Girls

Girl: Wait, who's Hitler?
Guy: Are you serious?
Girl: I don't watch a lot of tv…

Peabody, Massachusetts

20-something girl to table of people: And I was like, “Whoa, mom–your nipples are like top hats!”

Kasey's Tavern
Chicago, Illinois

Overheard by: Sara

Hipster girl to friend: I heard the most offensive thing in Crate & Barrel!

San Francisco, California

Mini-skirt girl: Her name is Pearl, so she's either an 80-year-old white lady from Connecticut…
Suit: Or an 18-year-old, French-speaking lieutenant in an Asian motorcycle gang.
Mini-skirt girl: Yours is weirdly specific.

Bridgeport, Connecticut

Overheard by: Agreed

Girl #1: Who was that?
Girl #2, hanging up cell: My boyfriend.
Girl #1: What’d he want?
Girl #2: Tampons.

Tennessee

Overheard by: Jenni

Girl #1: I was sooo drunk.

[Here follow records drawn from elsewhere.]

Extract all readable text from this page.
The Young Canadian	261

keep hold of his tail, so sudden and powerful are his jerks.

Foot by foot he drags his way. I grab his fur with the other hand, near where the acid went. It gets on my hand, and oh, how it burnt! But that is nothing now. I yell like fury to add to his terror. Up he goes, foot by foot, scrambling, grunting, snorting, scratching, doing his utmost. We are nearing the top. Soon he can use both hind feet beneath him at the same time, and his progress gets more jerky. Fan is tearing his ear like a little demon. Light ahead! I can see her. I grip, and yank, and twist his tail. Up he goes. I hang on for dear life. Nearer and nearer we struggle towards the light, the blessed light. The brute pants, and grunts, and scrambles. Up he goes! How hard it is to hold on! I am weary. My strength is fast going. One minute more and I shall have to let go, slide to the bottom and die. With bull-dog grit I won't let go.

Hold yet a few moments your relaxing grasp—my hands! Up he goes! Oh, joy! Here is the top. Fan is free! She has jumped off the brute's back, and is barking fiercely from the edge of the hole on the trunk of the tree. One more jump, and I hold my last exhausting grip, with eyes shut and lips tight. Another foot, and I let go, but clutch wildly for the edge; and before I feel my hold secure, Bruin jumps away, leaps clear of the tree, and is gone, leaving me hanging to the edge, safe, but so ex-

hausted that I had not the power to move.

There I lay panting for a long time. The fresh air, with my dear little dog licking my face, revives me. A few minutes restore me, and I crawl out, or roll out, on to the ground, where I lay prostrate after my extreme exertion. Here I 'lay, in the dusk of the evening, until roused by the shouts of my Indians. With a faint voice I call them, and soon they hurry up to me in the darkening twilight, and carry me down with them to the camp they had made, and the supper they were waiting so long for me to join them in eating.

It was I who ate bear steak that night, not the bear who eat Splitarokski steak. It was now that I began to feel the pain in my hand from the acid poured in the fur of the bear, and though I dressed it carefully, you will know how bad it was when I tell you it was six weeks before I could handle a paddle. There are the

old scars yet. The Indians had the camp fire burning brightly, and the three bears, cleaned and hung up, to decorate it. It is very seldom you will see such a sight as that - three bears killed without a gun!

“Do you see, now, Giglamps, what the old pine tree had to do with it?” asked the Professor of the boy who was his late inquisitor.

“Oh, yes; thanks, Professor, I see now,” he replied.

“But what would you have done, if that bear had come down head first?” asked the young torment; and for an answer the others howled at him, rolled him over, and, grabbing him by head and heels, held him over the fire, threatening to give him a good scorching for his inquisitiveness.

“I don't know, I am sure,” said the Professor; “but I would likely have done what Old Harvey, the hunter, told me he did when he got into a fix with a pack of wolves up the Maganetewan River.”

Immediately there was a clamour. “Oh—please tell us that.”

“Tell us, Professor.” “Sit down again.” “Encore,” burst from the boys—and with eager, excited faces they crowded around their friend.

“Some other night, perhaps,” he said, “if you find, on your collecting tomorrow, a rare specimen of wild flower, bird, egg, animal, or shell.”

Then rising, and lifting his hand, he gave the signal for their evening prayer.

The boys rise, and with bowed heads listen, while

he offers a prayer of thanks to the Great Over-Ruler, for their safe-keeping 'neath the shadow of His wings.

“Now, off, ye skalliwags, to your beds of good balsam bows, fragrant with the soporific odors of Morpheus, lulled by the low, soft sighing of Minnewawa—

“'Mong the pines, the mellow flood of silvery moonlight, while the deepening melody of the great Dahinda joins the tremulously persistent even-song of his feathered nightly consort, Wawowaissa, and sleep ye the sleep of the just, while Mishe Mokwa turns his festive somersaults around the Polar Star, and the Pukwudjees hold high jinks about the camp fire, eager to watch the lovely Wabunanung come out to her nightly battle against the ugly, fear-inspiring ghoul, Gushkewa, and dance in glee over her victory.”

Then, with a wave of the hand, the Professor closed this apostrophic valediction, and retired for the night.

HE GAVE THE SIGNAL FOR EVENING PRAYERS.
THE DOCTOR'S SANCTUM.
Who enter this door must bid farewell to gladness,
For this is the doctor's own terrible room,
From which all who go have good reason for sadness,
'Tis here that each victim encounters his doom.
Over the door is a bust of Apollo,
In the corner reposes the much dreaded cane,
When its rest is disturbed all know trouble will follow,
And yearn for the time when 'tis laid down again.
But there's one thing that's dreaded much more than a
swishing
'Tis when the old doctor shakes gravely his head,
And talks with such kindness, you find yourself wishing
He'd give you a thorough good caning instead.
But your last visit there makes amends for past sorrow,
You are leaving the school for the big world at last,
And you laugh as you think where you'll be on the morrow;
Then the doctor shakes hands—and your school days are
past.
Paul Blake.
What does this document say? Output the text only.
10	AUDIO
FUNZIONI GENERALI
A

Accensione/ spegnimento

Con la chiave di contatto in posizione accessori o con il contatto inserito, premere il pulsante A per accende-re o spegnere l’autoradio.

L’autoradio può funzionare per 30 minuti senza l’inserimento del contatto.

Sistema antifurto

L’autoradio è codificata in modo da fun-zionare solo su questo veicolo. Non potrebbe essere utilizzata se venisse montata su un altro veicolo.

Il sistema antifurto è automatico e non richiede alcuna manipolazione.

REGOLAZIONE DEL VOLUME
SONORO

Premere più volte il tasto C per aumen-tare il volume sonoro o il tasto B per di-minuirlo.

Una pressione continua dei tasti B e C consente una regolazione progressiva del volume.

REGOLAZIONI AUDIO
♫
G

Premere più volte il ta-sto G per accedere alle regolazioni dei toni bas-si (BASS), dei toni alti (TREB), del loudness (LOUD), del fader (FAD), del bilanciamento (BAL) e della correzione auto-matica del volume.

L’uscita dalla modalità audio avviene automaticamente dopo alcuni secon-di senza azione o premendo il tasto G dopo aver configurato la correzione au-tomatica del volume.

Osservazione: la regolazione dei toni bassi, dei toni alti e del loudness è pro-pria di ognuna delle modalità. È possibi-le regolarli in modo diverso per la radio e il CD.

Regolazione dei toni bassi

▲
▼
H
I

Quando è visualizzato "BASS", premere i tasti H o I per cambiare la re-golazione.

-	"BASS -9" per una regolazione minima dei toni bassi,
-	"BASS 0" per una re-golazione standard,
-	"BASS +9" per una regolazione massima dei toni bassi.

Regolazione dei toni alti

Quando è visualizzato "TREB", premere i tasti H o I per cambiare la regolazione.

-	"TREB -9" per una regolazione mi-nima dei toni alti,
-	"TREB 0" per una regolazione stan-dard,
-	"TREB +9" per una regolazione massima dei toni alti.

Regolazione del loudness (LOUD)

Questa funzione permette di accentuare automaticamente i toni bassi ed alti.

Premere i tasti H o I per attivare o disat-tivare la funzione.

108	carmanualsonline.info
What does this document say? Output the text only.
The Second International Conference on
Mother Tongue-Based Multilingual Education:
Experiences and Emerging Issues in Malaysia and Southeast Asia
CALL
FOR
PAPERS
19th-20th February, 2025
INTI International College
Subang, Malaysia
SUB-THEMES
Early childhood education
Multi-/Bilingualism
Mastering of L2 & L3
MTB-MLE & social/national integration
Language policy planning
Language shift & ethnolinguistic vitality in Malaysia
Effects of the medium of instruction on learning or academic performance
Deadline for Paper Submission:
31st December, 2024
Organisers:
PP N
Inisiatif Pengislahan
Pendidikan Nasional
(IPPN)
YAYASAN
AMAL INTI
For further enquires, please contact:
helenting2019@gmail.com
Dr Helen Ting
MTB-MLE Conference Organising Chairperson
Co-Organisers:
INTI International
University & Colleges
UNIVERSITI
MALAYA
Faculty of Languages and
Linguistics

I woke up and there was shit all over the rug.
Girl #2: That's not good.
Girl #1: Yeah, I'm like disgusted with myself.

University of Delaware

Ditzy teen girl to ditzy friend: Oh my god! I would never be able to live with myself if I died before I lost my virginity!

High School
Springwood
Australia

Professor: What would you guys do if I told you that a giant fish was going to eat you on your way home?
Girl: Hide?
Professor: No! You'd all go out and have sex! I mean besides sleeping, eating, and having sex, what else do you need to do? You're just taking this class so later in life you can sleep in a better place, eat better food, and have sex with someone hotter!

University of Michigan
Ann Arbor, Michgan

Overheard by: Kelli

Girl on cell: 'cause I kinda cut off my balls…

Boston Common
Boston, Massachusetts

Overheard by: she didn't look trannyish

Girl #1, in stall: Have you ever had sex?
Girl #2: No.
Girl #1: Oh. Does your classroom smell?